Aber nicht alle Vereinbarungen und Vorgaben aus Brüssel stoßen in Stockholm auf Begeisterung. Vor allem beim Thema Euro geht Schweden auf absehbare Zeit weiter seinen eigenen Weg als eines der neun EU-Länder mit eigener Währung und eigenständiger Währungs- und Finanzpolitik.

Wie sieht Schwedens Europapolitik aus?

Eine bedeutende Rolle in Schwedens Europapolitik spielen Bemühungen zum Abschluss bilateraler Freihandelsabkommen zwischen der EU und anderen Wirtschaftsräumen sowie zur Beseitigung von globalen Handelshindernissen. Gleichzeitig setzt sich Schweden dafür ein, dass Umwelt- und Gesundheitsvorschriften eingehalten und verschärft sowie Interessen der Arbeitnehmer berücksichtigt werden.

Die schwedische Regierung fordert außerdem, dass andere EU-Staaten mehr Verantwortung für die Aufnahme von Flüchtlingen übernehmen. Schweden hat im Jahr 2015 von allen EU-Mitgliedstaaten pro Kopf die meisten Flüchtlinge aufgenommen und lag nach Prognosen 2016 auf Platz zwei hinter Deutschland.

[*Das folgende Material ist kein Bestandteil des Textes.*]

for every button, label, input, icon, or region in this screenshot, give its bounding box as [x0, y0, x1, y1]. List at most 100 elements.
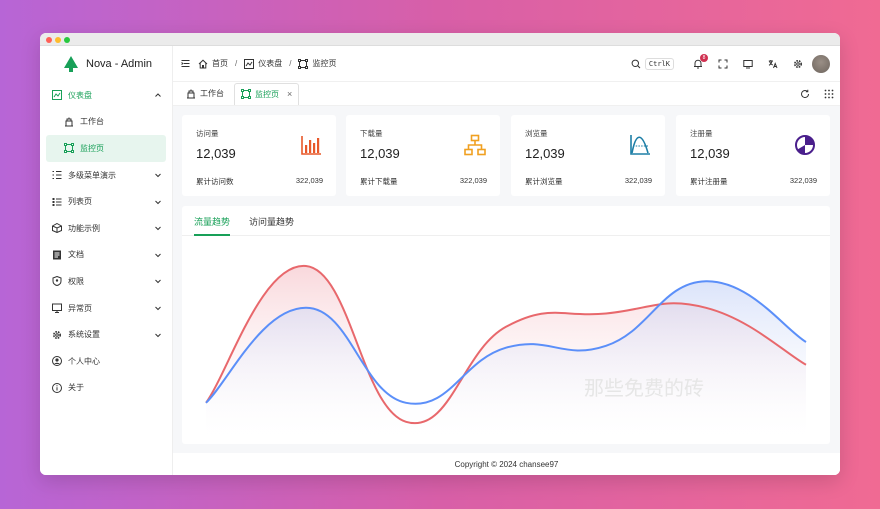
- breadcrumb: 首页 / 仪表盘 / 监控页: [198, 58, 336, 69]
- sidebar-item-workbench[interactable]: 工作台: [40, 109, 172, 136]
- card-title: 注册量: [690, 129, 713, 138]
- card-total: 322,039: [624, 176, 652, 185]
- search-icon: [631, 59, 641, 69]
- search-button[interactable]: CtrlK: [631, 58, 674, 70]
- chevron-down-icon: [155, 306, 161, 311]
- breadcrumb-monitor[interactable]: 监控页: [312, 58, 336, 69]
- sidebar-item-about[interactable]: 关于: [40, 375, 172, 402]
- breadcrumb-home[interactable]: 首页: [212, 58, 228, 69]
- monitor-screen-icon: [743, 60, 753, 69]
- card-value: 12,039: [196, 146, 236, 161]
- app-logo[interactable]: Nova - Admin: [40, 46, 172, 82]
- monitor-icon: [241, 89, 251, 99]
- maximize-window-button[interactable]: [64, 37, 70, 43]
- chart-tab-visits[interactable]: 访问量趋势: [249, 215, 294, 228]
- sidebar: Nova - Admin 仪表盘 工作台 监控页 多级菜单演示 列表页 功能示例…: [40, 46, 173, 475]
- sidebar-item-label: 工作台: [80, 117, 104, 127]
- nova-logo-icon: [64, 56, 78, 72]
- chevron-down-icon: [155, 173, 161, 178]
- sidebar-item-label: 权限: [68, 276, 84, 286]
- app-window: Nova - Admin 仪表盘 工作台 监控页 多级菜单演示 列表页 功能示例…: [40, 33, 840, 475]
- translate-icon: [768, 60, 778, 69]
- close-window-button[interactable]: [46, 37, 52, 43]
- main-content: 访问量 12,039 累计访问数 322,039 下载量 12,039 累计下载…: [173, 106, 840, 475]
- curve-icon: [630, 135, 650, 155]
- sidebar-item-label: 个人中心: [68, 356, 100, 366]
- chart-tab-traffic[interactable]: 流量趋势: [194, 215, 230, 228]
- tab-menu-button[interactable]: [824, 89, 834, 99]
- sidebar-item-label: 功能示例: [68, 223, 100, 233]
- monitor-icon: [64, 143, 74, 154]
- sidebar-item-dashboard[interactable]: 仪表盘: [40, 82, 172, 109]
- reload-button[interactable]: [800, 89, 810, 99]
- sidebar-item-monitor[interactable]: 监控页: [46, 135, 166, 162]
- avatar[interactable]: [812, 55, 830, 73]
- sidebar-item-label: 异常页: [68, 303, 92, 313]
- minimize-window-button[interactable]: [55, 37, 61, 43]
- sidebar-item-settings[interactable]: 系统设置: [40, 321, 172, 348]
- sidebar-item-label: 列表页: [68, 197, 92, 207]
- stat-card-visits: 访问量 12,039 累计访问数 322,039: [182, 115, 336, 196]
- stat-card-registrations: 注册量 12,039 累计注册量 322,039: [676, 115, 830, 196]
- error-page-icon: [52, 303, 62, 314]
- close-tab-icon[interactable]: ×: [287, 89, 292, 99]
- sidebar-item-label: 监控页: [80, 143, 104, 153]
- card-value: 12,039: [525, 146, 565, 161]
- monitor-icon: [298, 58, 309, 69]
- collapse-sidebar-icon[interactable]: [181, 59, 190, 68]
- bar-chart-icon: [301, 136, 321, 155]
- reload-icon: [801, 89, 810, 99]
- language-button[interactable]: [767, 58, 779, 70]
- sidebar-item-label: 多级菜单演示: [68, 170, 116, 180]
- card-title: 下载量: [360, 129, 383, 138]
- app-title: Nova - Admin: [86, 58, 153, 70]
- sidebar-item-label: 文档: [68, 250, 84, 260]
- pie-icon: [795, 135, 815, 155]
- fullscreen-button[interactable]: [717, 58, 729, 70]
- copyright-text: Copyright © 2024 chansee97: [454, 459, 559, 469]
- grid-icon: [824, 89, 834, 99]
- chevron-down-icon: [155, 200, 161, 204]
- traffic-chart-panel: 流量趋势 访问量趋势 那些免费的砖: [182, 206, 830, 444]
- sidebar-item-error-pages[interactable]: 异常页: [40, 295, 172, 322]
- tab-monitor[interactable]: 监控页 ×: [234, 82, 300, 105]
- cube-icon: [52, 223, 62, 234]
- layout-button[interactable]: [742, 58, 754, 70]
- card-foot-label: 累计访问数: [196, 177, 234, 186]
- fullscreen-icon: [718, 59, 728, 69]
- page-footer: Copyright © 2024 chansee97: [173, 453, 840, 475]
- chevron-up-icon: [155, 93, 161, 98]
- stat-card-downloads: 下载量 12,039 累计下载量 322,039: [346, 115, 500, 196]
- doc-icon: [52, 250, 62, 260]
- card-foot-label: 累计下载量: [360, 177, 398, 186]
- list-icon: [52, 197, 62, 207]
- sidebar-item-profile[interactable]: 个人中心: [40, 348, 172, 375]
- tab-label: 监控页: [255, 89, 279, 99]
- gear-icon: [52, 330, 62, 340]
- tree-icon: [464, 134, 486, 156]
- breadcrumb-dashboard[interactable]: 仪表盘: [258, 58, 282, 69]
- chevron-down-icon: [155, 333, 161, 337]
- settings-button[interactable]: [792, 58, 804, 70]
- sidebar-item-permission[interactable]: 权限: [40, 268, 172, 295]
- card-value: 12,039: [690, 146, 730, 161]
- chart-tab-underline: [194, 234, 230, 236]
- sidebar-item-list[interactable]: 列表页: [40, 188, 172, 215]
- tab-label: 工作台: [200, 89, 224, 98]
- dashboard-icon: [52, 90, 62, 101]
- sidebar-item-multi-menu[interactable]: 多级菜单演示: [40, 162, 172, 189]
- card-value: 12,039: [360, 146, 400, 161]
- traffic-chart: 那些免费的砖: [205, 264, 807, 437]
- card-title: 浏览量: [525, 129, 548, 138]
- workbench-icon: [64, 117, 74, 127]
- sidebar-item-docs[interactable]: 文档: [40, 242, 172, 269]
- sidebar-item-label: 仪表盘: [68, 90, 92, 100]
- tab-workbench[interactable]: 工作台: [180, 83, 230, 105]
- sidebar-item-features[interactable]: 功能示例: [40, 215, 172, 242]
- notification-button[interactable]: 8: [692, 54, 708, 70]
- notification-badge: 8: [700, 54, 708, 62]
- top-header: 首页 / 仪表盘 / 监控页 CtrlK 8: [173, 46, 840, 82]
- sidebar-item-label: 系统设置: [68, 330, 100, 340]
- chart-tabs-divider: [182, 235, 830, 236]
- sidebar-item-label: 关于: [68, 383, 84, 393]
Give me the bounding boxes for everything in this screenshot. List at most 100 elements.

Wie ist die Stimmung heute in Schweden?

Zum 60. Jahrestag der Unterzeichnung der Römischen Verträge steckt die EU jedoch in der tiefsten Krise in ihrer Geschichte, nicht zuletzt aufgrund des bevorstehenden Austritts Großbritanniens. Mit dem Brexit wird Schweden einen wichtigen Alliierten in der Union verlieren, der ebenfalls nicht an der Währungsunion teilnimmt. Schweden vertritt auch bezüglich Binnenmarkt und Freihandel oft ähnliche Positionen wie die Briten, auf deren Unterstützung man in Brüssel dann künftig verzichten muss.

Die Stimmung unter den Unternehmen leidet ebenfalls unter der aktuellen Situation in Europa und global. Der weltweit zunehmende Protektionismus führt dazu, dass mehr Handelsbarrieren eingeführt als abgebaut werden. Für die Exportnation Schweden stellt der damit bedrohte Freihandel eine Gefahr da.

Wie die EU aus der Krise holen?

Auch wenn die Europäische Union und ihr Wirken im Moment nicht sehr attraktiv erscheinen, sollte man sich vor Augen führen, dass die europäische Einigung maßgeblich dazu beigetragen hat, dass seit mehr als 60 Jahren Frieden auf dem Kontinent herrscht.

Länderübergreifend gibt es nun Bemühungen, das Europa-Gefühl wieder zu stärken. Ein Beispiel hierfür ist die Pulse of Europe-Bewegung, eine überparteiliche und unabhängige Bürgerinitiative, die 2016 in Frankfurt am Main gegründet wurde. Ziel dieser Bewegung ist es, den europäischen Gedanken wieder sichtbar zu machen und den in zahlreichen Ländern im Aufwind befindlichen rechtspopulistischen und nationalistischen Parteien mit einer pro-europäischen Bewegung entgegenzutreten. Am 9. April wird auch in Stockholm eine Kundgebung des Pulse of Europe stattfinden.

Außerdem gibt es derzeit Bestrebungen, künftig jedem EU-Bürger zum 18. Geburtstag ein kostenloses Interrail-Ticket zu schenken. Dies soll einerseits das europäische Bewusstsein stärken und andererseits helfen, Vorurteile abzubauen, indem Jugendliche neue Länder, Menschen und Kulturen kennenlernen. Die Idee wird vom Europaparlament begrüßt.